The UK is on track for a general election this year, with current Prime Minister Rishi Sunak hinting it will likely take place in the second half of 2024, though he could string out his term until January 2025. Ahead of a flurry of candidate promises, ESG Clarity asked the sustainability sector for its essential ESG policy wish list.
Andy Howard, global head of sustainable investment at Schroders, is calling for consistency of policy to unlock the investment and reallocation of capital needed to tackle urgent social and environmental challenges, and deliver the longer-term ambitions most political parties have committed to.
“That capital can only flow at the scale needed if financial policy aligns with industrial, economic and environmental policies; if companies that take action are rewarded for doing so, and become more attractive investments as a result,” he said.
Countries that lead the shift to transition, rather than waiting to be pulled into it, will have opportunities to build economies that are stronger, wealthier and more resilient, Howard said: “The UK has that opportunity – but needs to demonstrate consistency and commitment to delivering it.” A green investment programme would be a valuable signal, he added.
“Regulation can play an important role here,” he said. “For example, we feel strongly the Prudential Regulatory Authority’s (PRA) proposals for Solvency II reform do not work for the investment in renewable energy infrastructure that we need. This is a possible own goal we can avoid.”
The introduction of Long-Term Asset Funds is an “exciting chance” to channel pension money to renewables and other sustainable assets, “but unless we fix the dysfunctional price competition in the defined contribution pensions market, this capital can’t be put to work at the scale needed”, he added.

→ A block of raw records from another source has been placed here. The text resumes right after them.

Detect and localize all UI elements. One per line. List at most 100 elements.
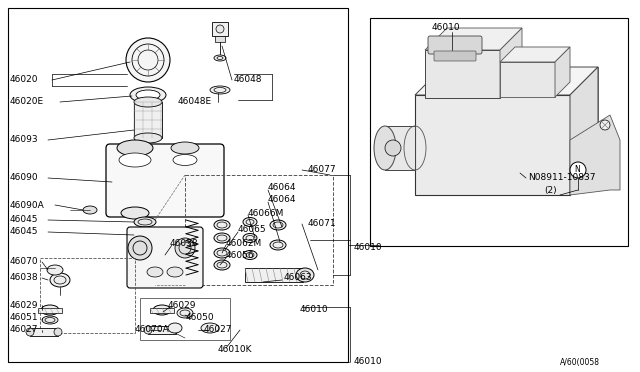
Ellipse shape (144, 326, 152, 334)
Bar (185, 175, 333, 285)
Text: 46090: 46090 (10, 173, 38, 183)
Ellipse shape (130, 87, 166, 103)
Bar (140, 298, 230, 340)
Ellipse shape (153, 305, 171, 315)
Text: 46029: 46029 (10, 301, 38, 310)
Ellipse shape (128, 236, 152, 260)
Ellipse shape (270, 240, 286, 250)
Ellipse shape (50, 273, 70, 287)
Ellipse shape (243, 250, 257, 260)
Circle shape (600, 120, 610, 130)
Ellipse shape (121, 207, 149, 219)
Text: 46038: 46038 (170, 238, 198, 247)
Text: 46027: 46027 (10, 326, 38, 334)
Text: 46010K: 46010K (218, 346, 253, 355)
Text: 46064: 46064 (268, 196, 296, 205)
Text: 46064: 46064 (268, 183, 296, 192)
Text: 46048: 46048 (234, 76, 262, 84)
Polygon shape (385, 126, 415, 170)
Ellipse shape (296, 268, 314, 282)
Polygon shape (500, 28, 522, 98)
Ellipse shape (243, 218, 257, 227)
Polygon shape (570, 67, 598, 195)
Text: 46056: 46056 (226, 251, 255, 260)
Text: 46010: 46010 (300, 305, 328, 314)
Polygon shape (415, 67, 598, 95)
Ellipse shape (41, 305, 59, 315)
Circle shape (126, 38, 170, 82)
Circle shape (385, 140, 401, 156)
Text: A/60(0058: A/60(0058 (560, 357, 600, 366)
Text: 46050: 46050 (186, 314, 214, 323)
Polygon shape (500, 47, 570, 62)
Bar (148, 326, 176, 334)
Text: 46020: 46020 (10, 76, 38, 84)
Bar (370, 18, 628, 246)
Bar (40, 258, 135, 333)
Ellipse shape (134, 133, 162, 143)
Text: N: N (574, 166, 580, 174)
Ellipse shape (26, 328, 34, 336)
Polygon shape (425, 50, 500, 98)
Text: (2): (2) (544, 186, 557, 195)
Ellipse shape (134, 217, 156, 227)
Circle shape (216, 25, 224, 33)
Text: 46071: 46071 (308, 219, 337, 228)
Ellipse shape (136, 90, 160, 100)
Ellipse shape (173, 154, 197, 166)
Polygon shape (425, 28, 522, 50)
Bar (212, 22, 228, 36)
Polygon shape (570, 115, 620, 195)
Polygon shape (415, 95, 570, 195)
Bar (150, 308, 174, 313)
Polygon shape (500, 62, 555, 97)
Text: 46027: 46027 (204, 326, 232, 334)
Text: 46045: 46045 (10, 228, 38, 237)
Ellipse shape (117, 140, 153, 156)
Bar (38, 308, 62, 313)
Ellipse shape (136, 231, 154, 239)
Text: 46010: 46010 (354, 244, 383, 253)
Ellipse shape (374, 126, 396, 170)
Polygon shape (555, 47, 570, 97)
Polygon shape (443, 67, 598, 167)
Text: 46065: 46065 (238, 225, 267, 234)
Text: 46062M: 46062M (226, 238, 262, 247)
Text: 46070: 46070 (10, 257, 38, 266)
Text: 46020E: 46020E (10, 97, 44, 106)
Text: 46010: 46010 (432, 22, 461, 32)
FancyBboxPatch shape (434, 51, 476, 61)
Text: 46045: 46045 (10, 215, 38, 224)
Text: 46093: 46093 (10, 135, 38, 144)
FancyBboxPatch shape (106, 144, 224, 217)
Bar (245, 268, 303, 282)
Text: 46063: 46063 (284, 273, 312, 282)
Ellipse shape (119, 153, 151, 167)
Text: 46051: 46051 (10, 314, 38, 323)
Bar (215, 36, 225, 42)
Text: 46038: 46038 (10, 273, 38, 282)
Text: 46070A: 46070A (135, 326, 170, 334)
Ellipse shape (214, 220, 230, 230)
Ellipse shape (214, 260, 230, 270)
Ellipse shape (214, 233, 230, 243)
Text: 46029: 46029 (168, 301, 196, 310)
FancyBboxPatch shape (127, 227, 203, 288)
Ellipse shape (214, 55, 226, 61)
Ellipse shape (210, 86, 230, 94)
Ellipse shape (83, 206, 97, 214)
Text: 46090A: 46090A (10, 201, 45, 209)
Bar (134, 102, 162, 138)
Ellipse shape (270, 220, 286, 230)
Ellipse shape (54, 328, 62, 336)
Text: N08911-10837: N08911-10837 (528, 173, 595, 183)
Text: 46048E: 46048E (178, 97, 212, 106)
Ellipse shape (175, 238, 195, 258)
Ellipse shape (177, 308, 193, 318)
Ellipse shape (214, 248, 230, 258)
Ellipse shape (42, 316, 58, 324)
Ellipse shape (147, 267, 163, 277)
Text: 46066M: 46066M (248, 208, 284, 218)
Text: 46010: 46010 (354, 357, 383, 366)
Ellipse shape (167, 267, 183, 277)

The UK could make a “clear sustainability message” by emulating the US and introducing a substantial package of funding and incentives that will accelerate the transition to a clean energy economy, said Paul Hamalainen, director of risk consulting at Mazars.

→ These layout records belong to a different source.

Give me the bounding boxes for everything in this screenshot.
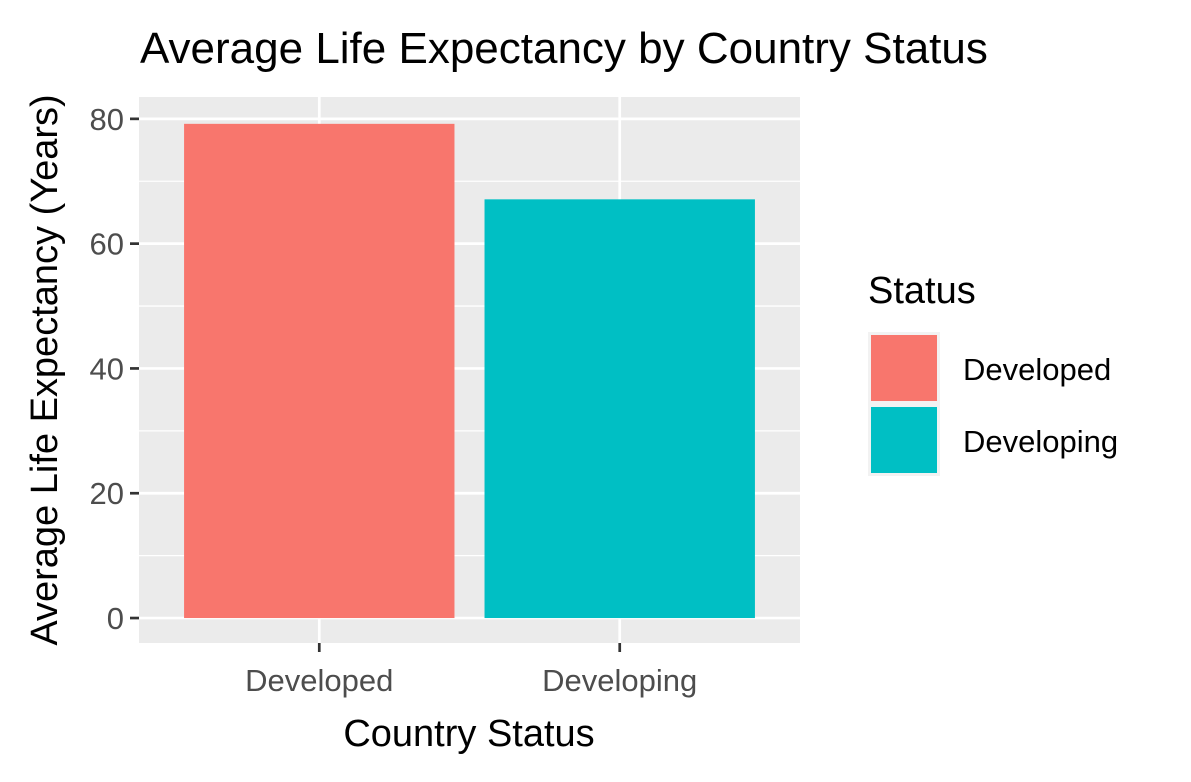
y-tick-label: 40 <box>90 351 124 386</box>
legend-label: Developing <box>963 424 1118 459</box>
y-tick-label: 0 <box>107 601 124 636</box>
y-tick-label: 80 <box>90 102 124 137</box>
axes: 0 20 40 60 80 Developed Developing <box>90 102 698 698</box>
legend: Status Developed Developing <box>868 270 1118 476</box>
legend-label: Developed <box>963 352 1111 387</box>
chart-title: Average Life Expectancy by Country Statu… <box>140 24 988 73</box>
x-axis-title: Country Status <box>343 713 594 755</box>
bar-developing <box>484 199 755 619</box>
x-tick-label: Developing <box>542 663 697 698</box>
legend-swatch-developing <box>871 407 937 473</box>
legend-swatch-developed <box>871 335 937 401</box>
y-axis-title: Average Life Expectancy (Years) <box>24 94 66 645</box>
bar-developed <box>184 123 455 619</box>
legend-title: Status <box>868 270 976 312</box>
bars <box>184 123 755 619</box>
y-tick-label: 20 <box>90 476 124 511</box>
x-tick-label: Developed <box>245 663 393 698</box>
y-tick-label: 60 <box>90 227 124 262</box>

“Green investment and growth require blended funding, and the UK has a renowned financial centre that can channel the much-needed private capital required alongside the public sector incentives.”
Mandated transition plans
Paul Schreiber, senior policy adviser at Reclaim Finance, said the UK needs mandated climate transition plans: “Since COP26, the UK government has been emphasising the need for companies to adopt transition plans. So far, no regulation makes adopting the plans mandatory.”

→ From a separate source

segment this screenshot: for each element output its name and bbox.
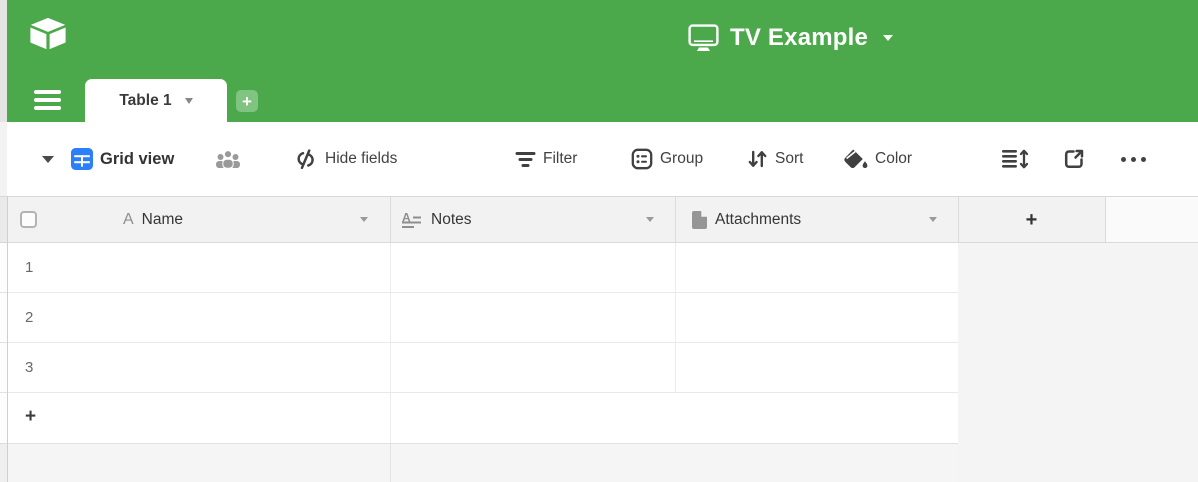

The UK Transition Plan Taskforce (TPT) has been conducting work to provide the UK baseline for transition plan disclosure that can be seen as an equivalent to the transition plan part of the European Sustainability Reporting Standards (ESRS).
From this starting point, Schreiber said three things need to happen. First, “make the adoption of a transition plan mandatory”. Second, “use the work of the TPT and supplement it to provide a clear framework for ensuring the quality of these mandatory transition plans”. And thirdly, “establish a supervisory mechanism to ensure the adoption and implementation of these transition plans”.
The NGO would also like to see a preferential interest rate for sustainable activities, activated by the Bank of England (BoE), as part of the BoE’s climate and net-zero mandate.
Campaign group Make My Money Matter called for an end to the UK financial sector’s links to deforestation “by enacting mandatory due diligence for all financial institutions, and mandatory delivery of the recommendations of the Taskforce for Nature-related Financial Disclosures”.
Like others, it also highlighted the need for a UK net-zero transition plan to provide certainty to investors and businesses, and mandatory net-zero transition plans for large financial institutions and corporates.
Debates ahead of the UK general election should encourage private sector investment in renewable energy through committing increased capital and support to meet decarbonisation targets, says Chris Holmes, partner at asset manager Foresight Group.
“Hydrogen, for example, is a sector where more immediate and greater policy support would be beneficial – currently, green hydrogen production accounts for less than 1% of the UK’s target for 2025 and, with proportionate and timely measures, we hope to see this gas play a bigger role in our energy mix,” he says.
With interest rates set to stay flat for most of the year, Holmes also hopes to see certain concerns around the supposed costs of building a green and sustainable economy fall by the wayside.
Solar and land use projects
Politicians should be looking more at the importance of multi-functional land use, especially in solar projects, by considering integration when it comes to agriculture and renewable energy, said Hing Kin Lee, environmental impact manager at NextEnergy Solar fund.
This would include by introducing agricultural incentives that drive the renewable sector in ensuring sustainable land use practices.
Delivering a long-overdue land use framework that considers environmental sustainability, biodiversity and the impacts of climate change, “to aid sustainable growth rather than inhibit development”, is also on Lee’s election wish list.
Investment in solar infrastructure is needed too, said Lee. Politicians should “advocate for increased public investment in solar infrastructure projects to enhance the capacity for renewable energy generation”.
He also wants policies to “encourage the development of solar parks and installations, especially in areas with high solar potential”, as well as “streamlined and standardised” permitting processes for renewable energy projects, to reduce bureaucracy and accelerate the deployment of solar projects.